John Gray’s From Vodou to Zouk: A Bibliographic Guide to the Music of the French-speaking Caribbean and its Diaspora (African Diaspora Press, 2010) with a foreword by Julian Gerstin, is the first volume in African Diaspora Press’ Black Music Reference Series.
This landmark work documents vernacular music traditions of the French- and Creole-speaking Caribbean. Its nearly 1300 entries cover all of the French-speaking islands, in particular Haiti, Martinique, Guadeloupe, and French Guiana, as well as their overseas enclaves in France, the United States, and Canada. Idioms covered range from the liturgical music of Haitian Vodou to folk and popular dance musics such as kalenda, bélé, compas, zouk, ragga, and more. A lengthy biographical and critical section provides information on more than 350 of the region’s leading musicians and producers. Most works are in English, French, and Spanish, with a few in Creole. Interdisciplinary in scope, the book offers a wide spectrum of perspectives, chiefly from the humanities and social sciences, which range from academic studies to popular reportage. An introduction by the compiler and a scholarly foreword by ethnomusicologist Julian Gerstin help to contextualize the history of the region and its vibrant musical legacy.
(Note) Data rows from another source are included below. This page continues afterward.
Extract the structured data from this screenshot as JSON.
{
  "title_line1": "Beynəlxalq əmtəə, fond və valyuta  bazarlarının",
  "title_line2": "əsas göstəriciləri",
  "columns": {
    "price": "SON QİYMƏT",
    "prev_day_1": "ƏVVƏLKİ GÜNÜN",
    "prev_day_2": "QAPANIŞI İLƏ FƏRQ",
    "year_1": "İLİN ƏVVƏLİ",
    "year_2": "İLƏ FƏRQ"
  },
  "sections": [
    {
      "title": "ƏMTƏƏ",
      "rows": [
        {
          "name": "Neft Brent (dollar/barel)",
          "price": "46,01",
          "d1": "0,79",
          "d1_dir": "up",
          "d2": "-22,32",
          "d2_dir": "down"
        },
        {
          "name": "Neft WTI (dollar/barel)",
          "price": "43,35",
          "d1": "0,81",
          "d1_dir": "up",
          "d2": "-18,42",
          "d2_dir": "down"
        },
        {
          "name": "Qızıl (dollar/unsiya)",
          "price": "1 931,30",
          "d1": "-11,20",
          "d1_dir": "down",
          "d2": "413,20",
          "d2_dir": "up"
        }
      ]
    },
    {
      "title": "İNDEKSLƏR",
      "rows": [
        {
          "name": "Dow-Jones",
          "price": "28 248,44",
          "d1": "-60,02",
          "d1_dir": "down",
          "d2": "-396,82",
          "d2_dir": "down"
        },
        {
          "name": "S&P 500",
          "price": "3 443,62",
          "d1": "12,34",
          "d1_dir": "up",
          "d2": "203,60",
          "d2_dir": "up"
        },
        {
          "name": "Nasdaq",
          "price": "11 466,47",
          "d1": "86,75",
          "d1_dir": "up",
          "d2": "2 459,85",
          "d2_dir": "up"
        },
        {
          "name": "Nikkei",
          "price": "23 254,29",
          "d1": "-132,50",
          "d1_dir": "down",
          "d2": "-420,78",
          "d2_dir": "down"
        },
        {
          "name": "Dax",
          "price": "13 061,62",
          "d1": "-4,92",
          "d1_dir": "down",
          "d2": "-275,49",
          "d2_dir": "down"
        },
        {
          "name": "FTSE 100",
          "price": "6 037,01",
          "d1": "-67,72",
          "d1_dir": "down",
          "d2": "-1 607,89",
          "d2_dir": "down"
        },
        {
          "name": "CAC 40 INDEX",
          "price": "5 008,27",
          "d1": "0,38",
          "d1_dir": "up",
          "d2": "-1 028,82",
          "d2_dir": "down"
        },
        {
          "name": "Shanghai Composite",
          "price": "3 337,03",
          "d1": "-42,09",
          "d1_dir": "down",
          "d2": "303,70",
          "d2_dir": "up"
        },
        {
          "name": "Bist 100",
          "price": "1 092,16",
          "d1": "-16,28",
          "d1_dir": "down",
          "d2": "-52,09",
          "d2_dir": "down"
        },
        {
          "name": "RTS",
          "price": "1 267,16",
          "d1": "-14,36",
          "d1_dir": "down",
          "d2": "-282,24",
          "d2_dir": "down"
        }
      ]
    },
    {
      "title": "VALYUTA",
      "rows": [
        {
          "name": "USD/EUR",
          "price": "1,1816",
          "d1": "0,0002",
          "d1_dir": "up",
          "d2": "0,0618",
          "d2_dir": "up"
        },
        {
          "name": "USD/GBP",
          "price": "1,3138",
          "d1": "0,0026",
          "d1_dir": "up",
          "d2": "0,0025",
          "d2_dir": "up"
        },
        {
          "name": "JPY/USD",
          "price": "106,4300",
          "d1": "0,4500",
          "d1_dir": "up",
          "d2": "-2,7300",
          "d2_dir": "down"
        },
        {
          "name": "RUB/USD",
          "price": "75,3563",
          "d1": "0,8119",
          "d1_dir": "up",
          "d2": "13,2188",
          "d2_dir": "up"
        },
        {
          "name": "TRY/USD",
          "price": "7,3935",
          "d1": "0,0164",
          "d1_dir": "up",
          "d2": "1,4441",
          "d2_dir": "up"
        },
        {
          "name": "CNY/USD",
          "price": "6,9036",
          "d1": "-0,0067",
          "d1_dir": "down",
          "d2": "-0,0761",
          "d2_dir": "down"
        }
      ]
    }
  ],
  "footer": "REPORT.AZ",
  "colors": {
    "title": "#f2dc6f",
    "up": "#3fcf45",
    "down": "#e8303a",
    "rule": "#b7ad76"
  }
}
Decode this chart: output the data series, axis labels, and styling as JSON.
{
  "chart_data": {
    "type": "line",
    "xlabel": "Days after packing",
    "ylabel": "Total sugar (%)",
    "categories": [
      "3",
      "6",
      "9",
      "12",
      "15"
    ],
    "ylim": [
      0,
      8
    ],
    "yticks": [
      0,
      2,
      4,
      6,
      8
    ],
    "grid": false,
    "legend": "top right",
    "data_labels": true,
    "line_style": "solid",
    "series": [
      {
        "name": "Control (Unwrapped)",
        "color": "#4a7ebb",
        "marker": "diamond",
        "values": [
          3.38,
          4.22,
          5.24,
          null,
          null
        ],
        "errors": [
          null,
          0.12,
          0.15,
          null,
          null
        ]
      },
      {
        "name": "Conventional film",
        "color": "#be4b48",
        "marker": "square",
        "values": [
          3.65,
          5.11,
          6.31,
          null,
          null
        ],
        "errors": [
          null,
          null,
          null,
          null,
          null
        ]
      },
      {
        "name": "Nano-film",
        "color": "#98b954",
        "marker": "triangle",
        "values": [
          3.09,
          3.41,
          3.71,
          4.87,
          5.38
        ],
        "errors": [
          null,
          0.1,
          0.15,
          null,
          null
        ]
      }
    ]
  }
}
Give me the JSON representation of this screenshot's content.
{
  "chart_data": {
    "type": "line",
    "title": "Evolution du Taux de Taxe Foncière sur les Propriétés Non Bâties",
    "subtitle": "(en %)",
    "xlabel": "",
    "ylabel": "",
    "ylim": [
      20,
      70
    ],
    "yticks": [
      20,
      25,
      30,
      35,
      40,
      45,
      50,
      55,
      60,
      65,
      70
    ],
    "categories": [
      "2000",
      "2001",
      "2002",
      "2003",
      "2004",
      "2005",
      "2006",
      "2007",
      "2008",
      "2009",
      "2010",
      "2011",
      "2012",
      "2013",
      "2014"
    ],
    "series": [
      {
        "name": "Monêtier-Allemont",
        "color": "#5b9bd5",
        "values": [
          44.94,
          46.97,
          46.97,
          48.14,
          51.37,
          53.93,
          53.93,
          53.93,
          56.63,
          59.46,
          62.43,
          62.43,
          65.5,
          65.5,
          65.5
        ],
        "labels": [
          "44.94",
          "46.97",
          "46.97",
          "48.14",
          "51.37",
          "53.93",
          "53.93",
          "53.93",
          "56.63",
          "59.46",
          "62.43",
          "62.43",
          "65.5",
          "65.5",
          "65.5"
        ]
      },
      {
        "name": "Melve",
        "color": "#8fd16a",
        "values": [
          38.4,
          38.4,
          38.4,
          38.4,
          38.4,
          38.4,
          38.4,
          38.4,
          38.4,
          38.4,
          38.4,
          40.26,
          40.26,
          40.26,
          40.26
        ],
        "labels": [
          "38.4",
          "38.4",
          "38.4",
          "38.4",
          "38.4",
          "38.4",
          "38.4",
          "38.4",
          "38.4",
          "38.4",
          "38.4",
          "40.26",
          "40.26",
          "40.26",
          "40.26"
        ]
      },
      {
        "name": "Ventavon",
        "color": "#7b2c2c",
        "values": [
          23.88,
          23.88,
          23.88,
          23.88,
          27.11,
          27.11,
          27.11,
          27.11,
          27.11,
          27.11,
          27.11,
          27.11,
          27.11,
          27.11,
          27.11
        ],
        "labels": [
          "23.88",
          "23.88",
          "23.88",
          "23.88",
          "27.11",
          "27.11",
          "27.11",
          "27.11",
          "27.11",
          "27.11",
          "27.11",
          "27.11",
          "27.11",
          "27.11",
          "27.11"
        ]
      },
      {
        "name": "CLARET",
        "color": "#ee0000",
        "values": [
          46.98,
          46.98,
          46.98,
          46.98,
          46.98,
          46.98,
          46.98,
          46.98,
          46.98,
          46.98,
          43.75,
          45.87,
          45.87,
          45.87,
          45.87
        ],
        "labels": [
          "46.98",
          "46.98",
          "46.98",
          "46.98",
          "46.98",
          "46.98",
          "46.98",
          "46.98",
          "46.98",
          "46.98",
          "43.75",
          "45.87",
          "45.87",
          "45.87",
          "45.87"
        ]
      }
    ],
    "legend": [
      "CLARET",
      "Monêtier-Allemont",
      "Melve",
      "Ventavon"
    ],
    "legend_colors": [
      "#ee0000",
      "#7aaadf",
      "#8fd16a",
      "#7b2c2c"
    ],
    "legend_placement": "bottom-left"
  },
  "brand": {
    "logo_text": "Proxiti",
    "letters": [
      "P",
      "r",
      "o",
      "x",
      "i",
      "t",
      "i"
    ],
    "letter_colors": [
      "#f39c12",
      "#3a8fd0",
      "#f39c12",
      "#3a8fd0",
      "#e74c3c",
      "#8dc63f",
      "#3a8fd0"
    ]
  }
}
John Gray is director of the Black Arts Research Center in Nyack, New York. His previous publications include African Music (1991); Fire Music: A Bibliography of the New Jazz, 1959-1990 (1991); Blacks in Classical Music (1988); Blacks in Film and Television (1990); Black Theatre and Performance (1990); and, Ashe, Traditional Religion and Healing in Sub-Saharan Africa and the Diaspora (1989), all published by Greenwood Press.